Un audit dévastateur pour l’entretien des bâtiments amphibies australiens

  • Dernière mise à jour le 22 juillet 2011.

Le ministère australien de la défense a publié l’audit Rizzo sur les causes des avaries qu’a connu en début d’année la flotte amphibie de la Royal Australian Navy. Selon le ministre de la défense, Stephen Smith, il s’agit d’un "rapport dévastateur". Le ministère devrait être salué pour l’avoir rendu public aussi rapidement.

Les problèmes sont légions :

...une organisation complexe et des responsabilités diluées, une gestion inadéquate du risque, une fonction technique au sein de la Royal Australian Navy aux abonnés absents, le manque de ressources... et une culture qui place la mission opérationnelle à court terme au-dessus du besoin d’intégrité technique.

Les problèmes culturels, structurels et organisationnels que le rapport décrit, sont tellement enracinés qu’il serait surprenant qu’ils n’existent pas ailleurs au sein du ministère. Si la Royal Australian Navy était une compagnie aérienne et qu’elle recevait ce type de rapport sur ses services techniques et de maintenance, elle serait interdite de vol et mis en liquidation.

La recommandation la plus importante du rapport est de « reconstruire la fonction technique de la Royal Australian Navy ». Pas seulement de la réorganiser ou de corriger ses défauts, mais de reconstruire entièrement cette capacité depuis la base. La Royal Australian Navy est une armée à haute technicité, et la fonction technique est la colonne vertébrale de l’expertise technique de la Navy. La recommandation de l’équipe Rizzo est comme dire à l’armée de terre de reconstruire ses capacités d’infanterie, ou à l’armée de l’air de reconstruire la formation de ses pilotes.

Aucun cout n’est avancé, mais il y a fort à parier que cela ne sera pas donné. Le rapport remarque que les « besoins en ressources et l’impact n’ont pas été évalués » et suggère que « l’augmentation en ressource nécessaire pour appliquer ce plan » entrera en conflit avec le processus actuel de réduction des couts du programme de réforme stratégique.

Le rapport se demande même si les marins expérimentés nécessaires pour remplir ces missions techniques au sein de la Navy et du DMO existent en Australie. Comme l’indique une présentation de la Navy, le personnel technique dans un des services de la Navy a été réduit de 800 à 60 au cours des 20 dernières années, le personnel technique de remplacement n’est pas formé par le DMO ou l’industrie de défense et la Navy « n’a pas été capable de conserver les connaissances techniques en son sein ». Le rapport Rizzo remarque que, dans la Royal Australian Air Force, le personnel technique équivalent est 7 fois plus nombreux.
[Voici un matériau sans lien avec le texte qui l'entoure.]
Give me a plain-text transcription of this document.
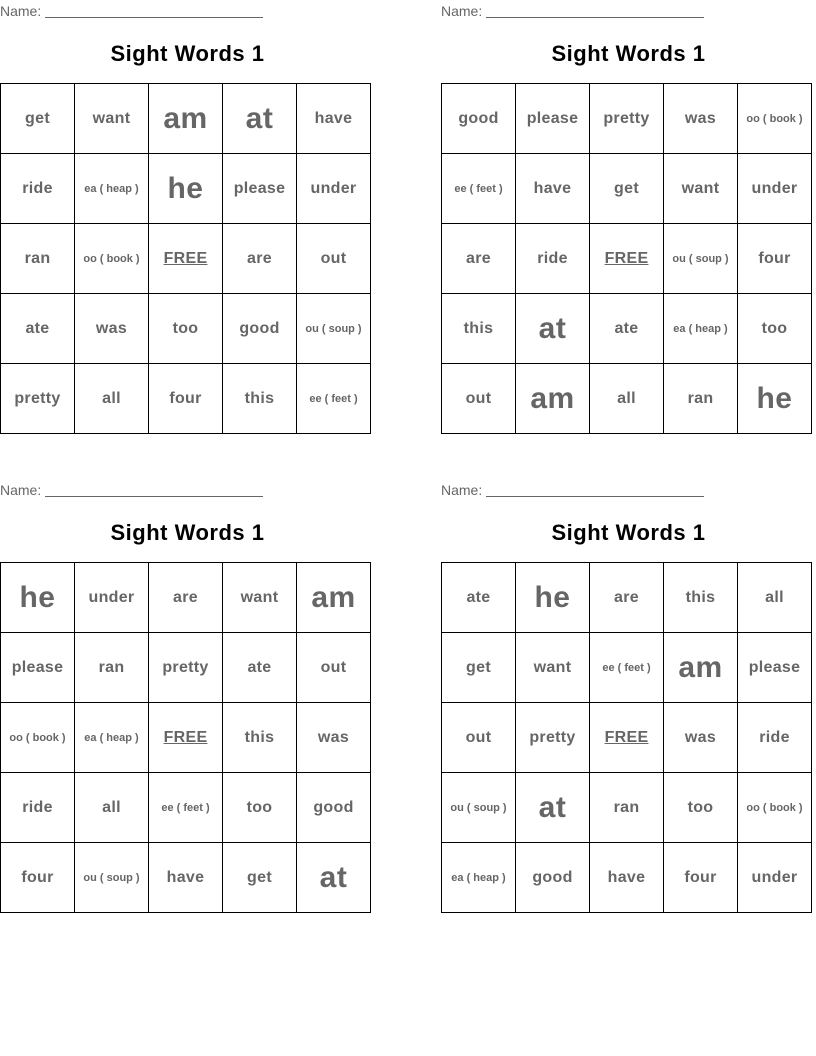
Name:
Sight Words 1
get	want	am	at	have
ride	ea ( heap )	he	please	under
ran	oo ( book )	FREE	are	out
ate	was	too	good	ou ( soup )
pretty	all	four	this	ee ( feet )
Name:
Sight Words 1
good	please	pretty	was	oo ( book )
ee ( feet )	have	get	want	under
are	ride	FREE	ou ( soup )	four
this	at	ate	ea ( heap )	too
out	am	all	ran	he
Name:
Sight Words 1
he	under	are	want	am
please	ran	pretty	ate	out
oo ( book )	ea ( heap )	FREE	this	was
ride	all	ee ( feet )	too	good
four	ou ( soup )	have	get	at
Name:
Sight Words 1
ate	he	are	this	all
get	want	ee ( feet )	am	please
out	pretty	FREE	was	ride
ou ( soup )	at	ran	too	oo ( book )
ea ( heap )	good	have	four	under
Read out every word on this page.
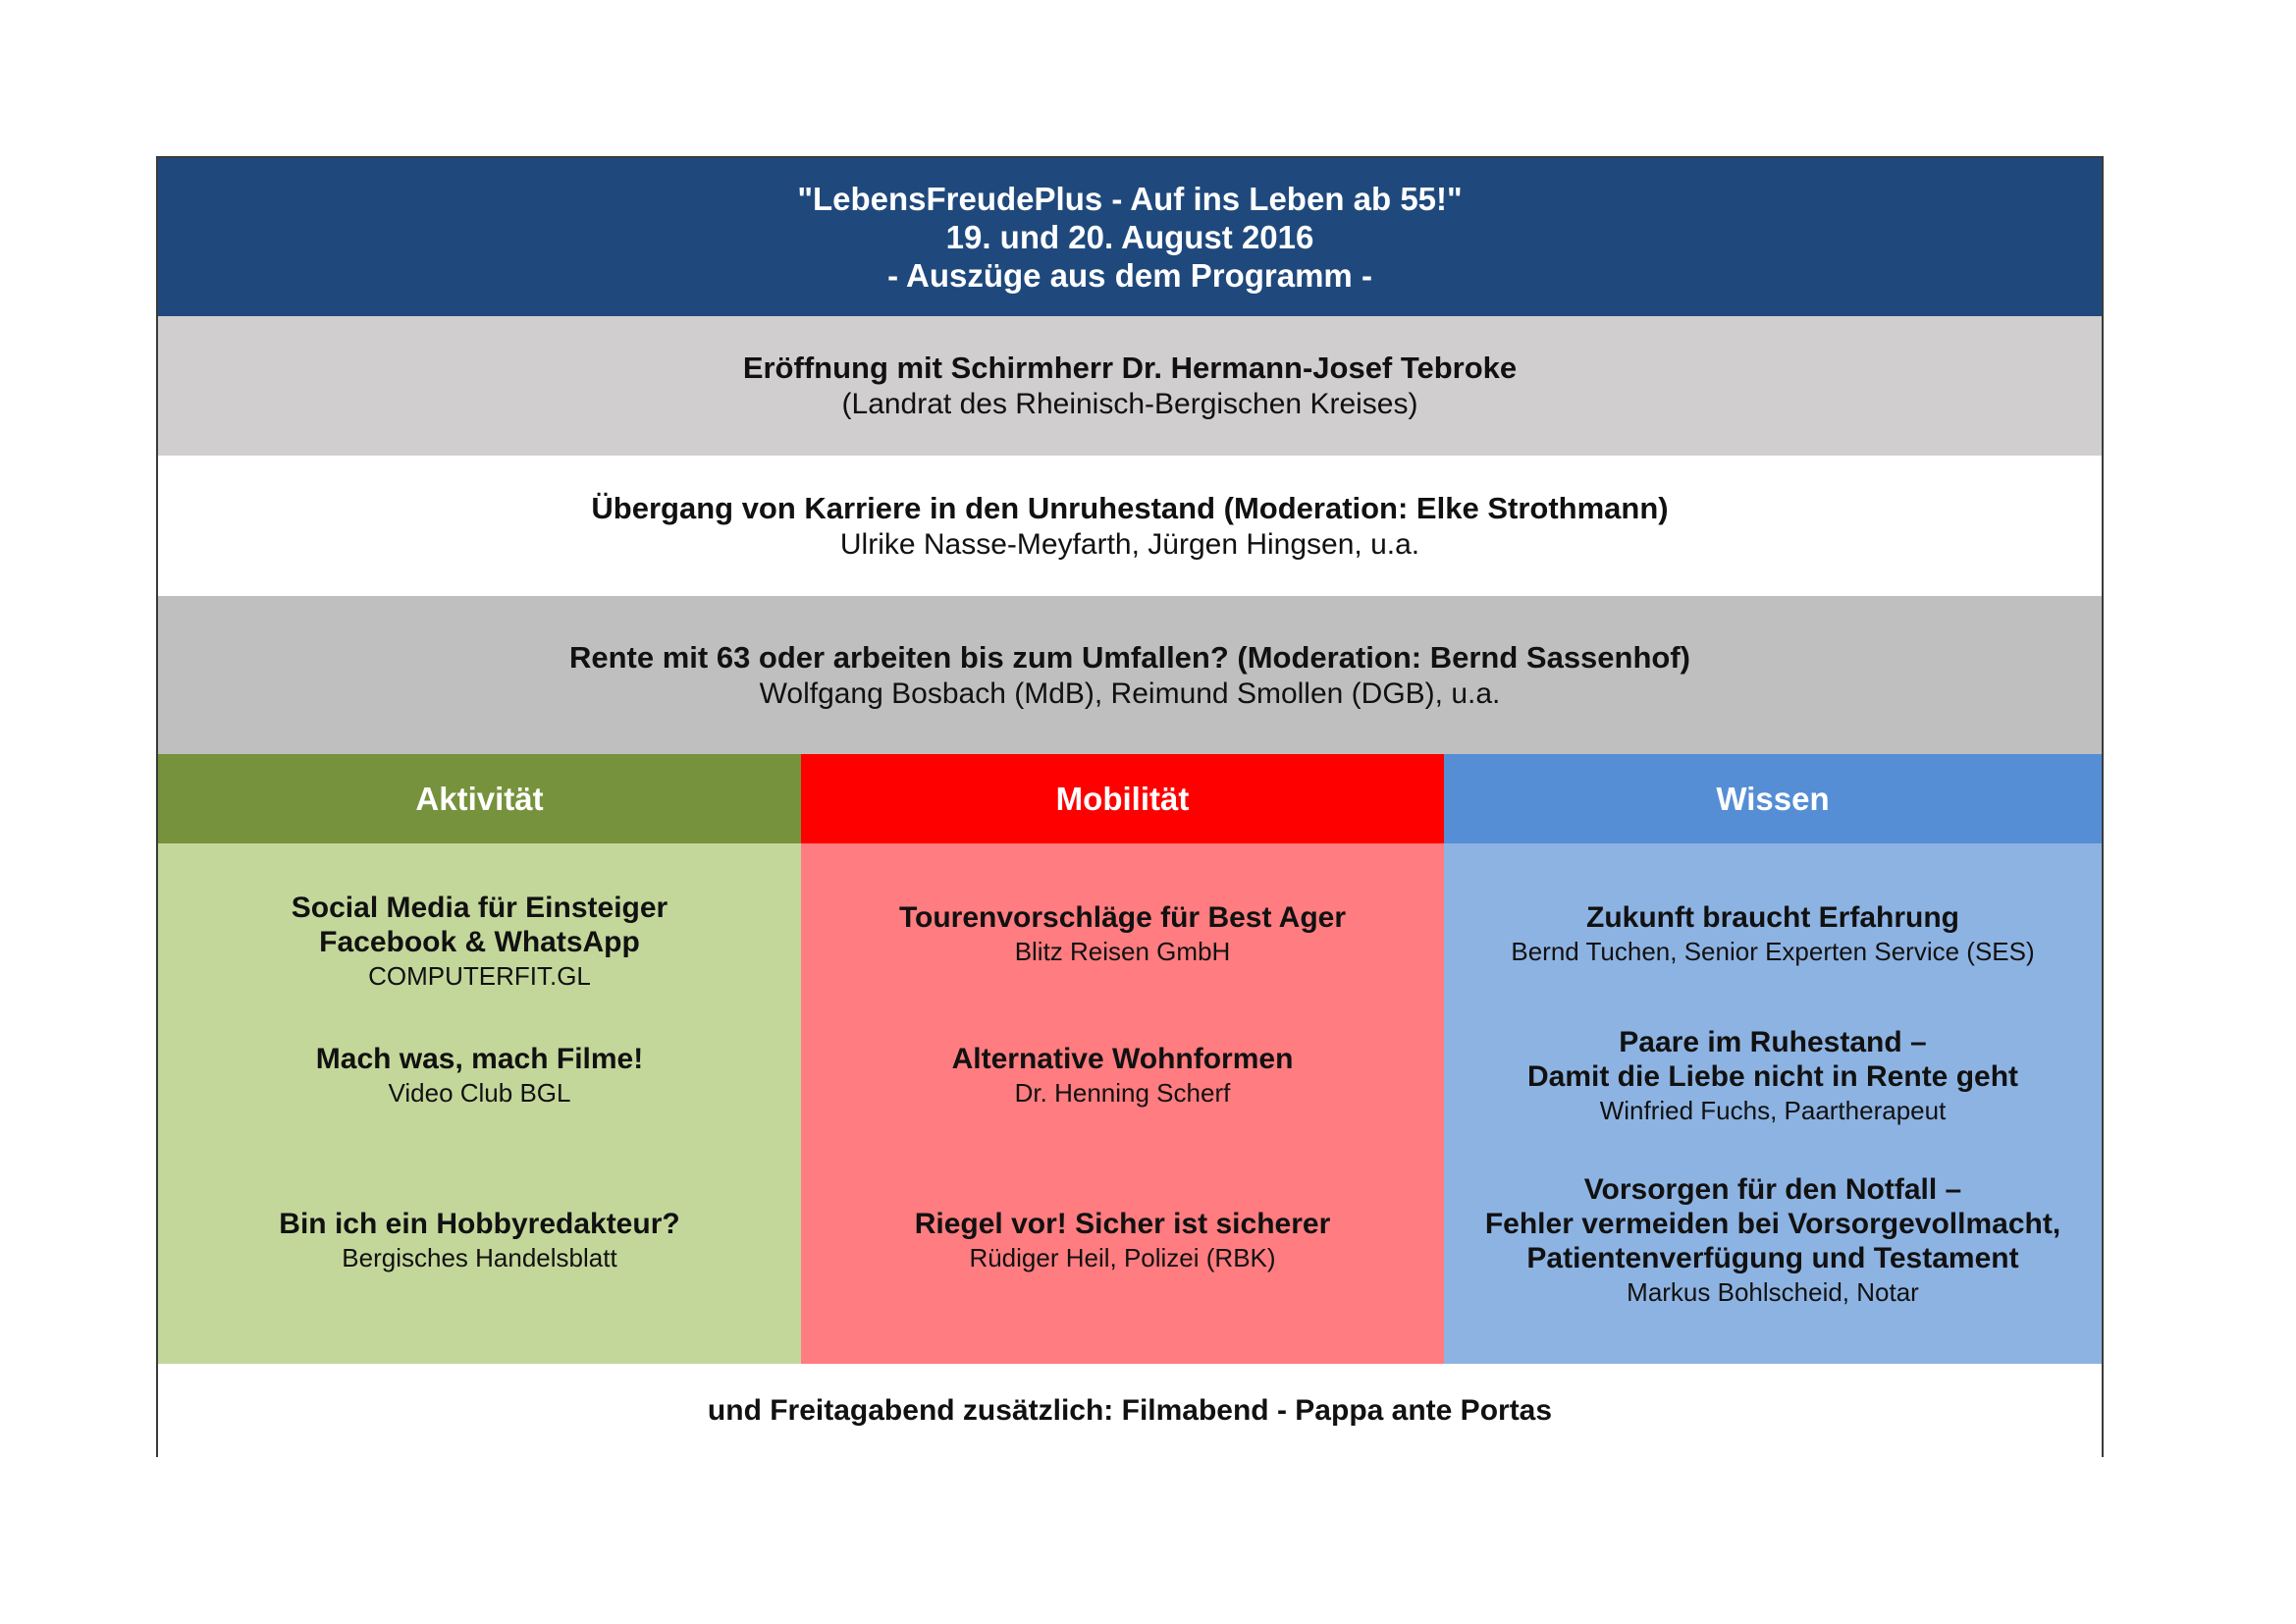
"LebensFreudePlus - Auf ins Leben ab 55!"
19. und 20. August 2016
- Auszüge aus dem Programm -
Eröffnung mit Schirmherr Dr. Hermann-Josef Tebroke
(Landrat des Rheinisch-Bergischen Kreises)
Übergang von Karriere in den Unruhestand (Moderation: Elke Strothmann)
Ulrike Nasse-Meyfarth, Jürgen Hingsen, u.a.
Rente mit 63 oder arbeiten bis zum Umfallen? (Moderation: Bernd Sassenhof)
Wolfgang Bosbach (MdB), Reimund Smollen (DGB), u.a.
Aktivität	Mobilität	Wissen
Social Media für Einsteiger
Facebook & WhatsApp
COMPUTERFIT.GL
Mach was, mach Filme!
Video Club BGL
Bin ich ein Hobbyredakteur?
Bergisches Handelsblatt
Tourenvorschläge für Best Ager
Blitz Reisen GmbH
Alternative Wohnformen
Dr. Henning Scherf
Riegel vor! Sicher ist sicherer
Rüdiger Heil, Polizei (RBK)
Zukunft braucht Erfahrung
Bernd Tuchen, Senior Experten Service (SES)
Paare im Ruhestand –
Damit die Liebe nicht in Rente geht
Winfried Fuchs, Paartherapeut
Vorsorgen für den Notfall –
Fehler vermeiden bei Vorsorgevollmacht,
Patientenverfügung und Testament
Markus Bohlscheid, Notar
und Freitagabend zusätzlich: Filmabend - Pappa ante Portas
Ce problème est connu depuis longtemps — l’audit cite des études remontant à l’enquête sur l’incendie mortel à bord du HMAS Westralia en 1998 — et conclut que « les problèmes existent depuis longtemps, sont bien connus par le ministère et le DMO ». Identifier le problème est une chose, appliquer une recommandation comme « rétablir l’importance culturelle de l’intégrité technique » en est une autre.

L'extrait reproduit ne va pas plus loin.